Various judgments have affirmed that the mere registration of a crime does not constitute a "public interest" justification for restricting a person's liberty. Therefore, the Respondent's actions in putting the Petitioner's name about the ECL based over the criminal case are inconsistent with recognized legal principles. Therefore, this petition must be allowed Read more
The DCFS social worker in charge on the boy’s case experienced the boy made a ward of DCFS, and in her 6-thirty day period report towards the court, the worker elaborated to the boy’s sexual abuse history, and stated that she planned to maneuver him from a facility into a “more homelike setting.” The court approved her plan.

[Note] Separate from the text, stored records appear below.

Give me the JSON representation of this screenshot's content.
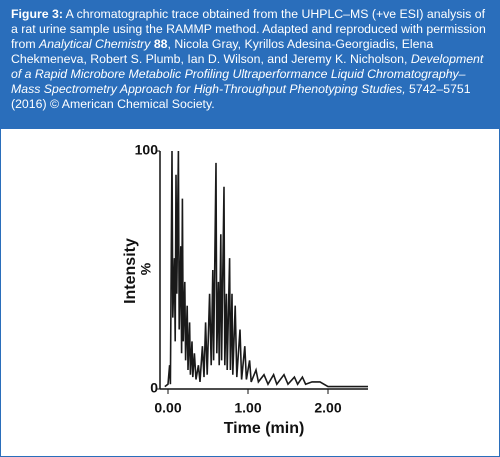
{
  "caption": {
    "label": "Figure 3:",
    "parts": [
      {
        "text": " A chromatographic trace obtained from the UHPLC–MS (+ve ESI) analysis of a rat urine sample using the RAMMP method. Adapted and reproduced with permission from ",
        "style": "normal"
      },
      {
        "text": "Analytical Chemistry",
        "style": "italic"
      },
      {
        "text": " 88",
        "style": "bold"
      },
      {
        "text": ", Nicola Gray, Kyrillos Adesina-Georgiadis, Elena Chekmeneva, Robert S. Plumb, Ian D. Wilson, and Jeremy K. Nicholson, ",
        "style": "normal"
      },
      {
        "text": "Development of a Rapid Microbore Metabolic Profiling Ultraperformance Liquid Chromatography–Mass Spectrometry Approach for High-Throughput Phenotyping Studies,",
        "style": "italic"
      },
      {
        "text": " 5742–5751 (2016) © American Chemical Society.",
        "style": "normal"
      }
    ]
  },
  "chart_data": {
    "type": "line",
    "x_label": "Time (min)",
    "y_label": "Intensity",
    "y_unit": "%",
    "color": "#1a1a1a",
    "xlim": [
      -0.1,
      2.5
    ],
    "ylim": [
      0,
      100
    ],
    "xticks": [
      {
        "value": 0,
        "label": "0.00"
      },
      {
        "value": 1,
        "label": "1.00"
      },
      {
        "value": 2,
        "label": "2.00"
      }
    ],
    "yticks": [
      0,
      100
    ],
    "x": [
      -0.04,
      0.0,
      0.02,
      0.03,
      0.05,
      0.06,
      0.08,
      0.09,
      0.1,
      0.11,
      0.13,
      0.14,
      0.16,
      0.17,
      0.18,
      0.19,
      0.21,
      0.22,
      0.24,
      0.25,
      0.27,
      0.28,
      0.3,
      0.31,
      0.33,
      0.35,
      0.38,
      0.4,
      0.43,
      0.45,
      0.47,
      0.49,
      0.52,
      0.54,
      0.56,
      0.57,
      0.6,
      0.61,
      0.63,
      0.64,
      0.66,
      0.67,
      0.7,
      0.71,
      0.73,
      0.74,
      0.77,
      0.78,
      0.8,
      0.81,
      0.84,
      0.86,
      0.9,
      0.92,
      0.96,
      0.98,
      1.02,
      1.04,
      1.1,
      1.13,
      1.2,
      1.25,
      1.32,
      1.36,
      1.45,
      1.5,
      1.58,
      1.62,
      1.68,
      1.72,
      1.8,
      1.9,
      2.0,
      2.2,
      2.5
    ],
    "values": [
      1,
      2,
      10,
      2,
      100,
      30,
      55,
      20,
      90,
      40,
      100,
      25,
      60,
      15,
      80,
      20,
      45,
      12,
      35,
      8,
      28,
      6,
      20,
      5,
      15,
      4,
      10,
      3,
      18,
      5,
      28,
      6,
      40,
      10,
      50,
      12,
      95,
      15,
      45,
      10,
      65,
      12,
      85,
      10,
      40,
      8,
      55,
      8,
      40,
      6,
      35,
      5,
      25,
      4,
      18,
      4,
      12,
      3,
      8,
      3,
      6,
      2,
      6,
      2,
      6,
      2,
      5,
      2,
      5,
      2,
      3,
      3,
      1,
      1,
      1
    ]
  }
}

Article 199 with the Constitution allows High Court intervention only when "no other suitable remedy is provided by regulation." It is nicely-settled that an aggrieved person must exhaust offered remedies before invoking High Court jurisdiction, regardless of whether Those people remedies suit them. The doctrine of exhaustion of remedies prevents unnecessary High Court litigation. Read more
162 . Const. P. 256/2025 (D.B.) Hafeezullah V/S Govt of Sindh & Others Sindh High Court, Karachi It's effectively-settled that the civil servants must first go after internal appeals within 90 days. In the event the appeal isn't decided within that timeframe, he/she can then strategy the service tribunal to challenge the original order. Once they do so, the Tribunal must decide the appeal on merits and cannot merely direct the department to decide it, because the ninety times with the department to act has already expired. About the aforesaid proposition, we're guided through the decision on the Supreme Court in the case of Dr.
ten. Based over the findings in the inquiry committee, this petition isn't viewed as maintainable and is therefore liable to become dismissed, which is dismissed accordingly with pending application(s) if any. Read more
eight. For your reasons stated earlier mentioned, this court finds the petition for being without legal or factual foundation and therefore dismisses it. This court concurs with the respondents' position as contend from the comments, and their request is As a result acceded to. All pending applications, if any, may also be dismissed. Read more
Matter:-SERVICE Hon'ble Mr. Justice Muhammad Karim Khan Agha, Hon'ble Mr. Justice Adnan-ul-Karim Memon(Creator) Const. P. 642/2023 (D.B.) Fatima Noor V/S Dow University of Health Science and Others Sindh High Court, Karachi SHC Citation: SHC-225471 Tag:Coming to your main case, Additionally it is a properly-proven proposition of law that when an inquiry is conducted on charges of misconduct by a public servant, the Court is concerned with determining whether the inquiry was held by a competent officer or whether rules of natural justice are complied with. Whether the findings or conclusions are based on some evidence, the authority entrusted with the power to hold inquiry has jurisdiction, power, and authority to achieve a finding of fact or summary. But that finding must be based on some evidence. Neither the technical rules nor proof of a fact or evidence during the Stricto-Sensu, use to disciplinary proceedings. When the authority accepts that evidence and summary receive support therefrom, the disciplinary authority is entitled to hold that the delinquent officer is guilty with the click here charge, however, that is subject matter towards the procedure provided under the relevant rules rather than otherwise, for the reason that the Court in its power of judicial review does not work as appellate authority to re-take pleasure in the evidence and to reach at its independent findings around the evidence.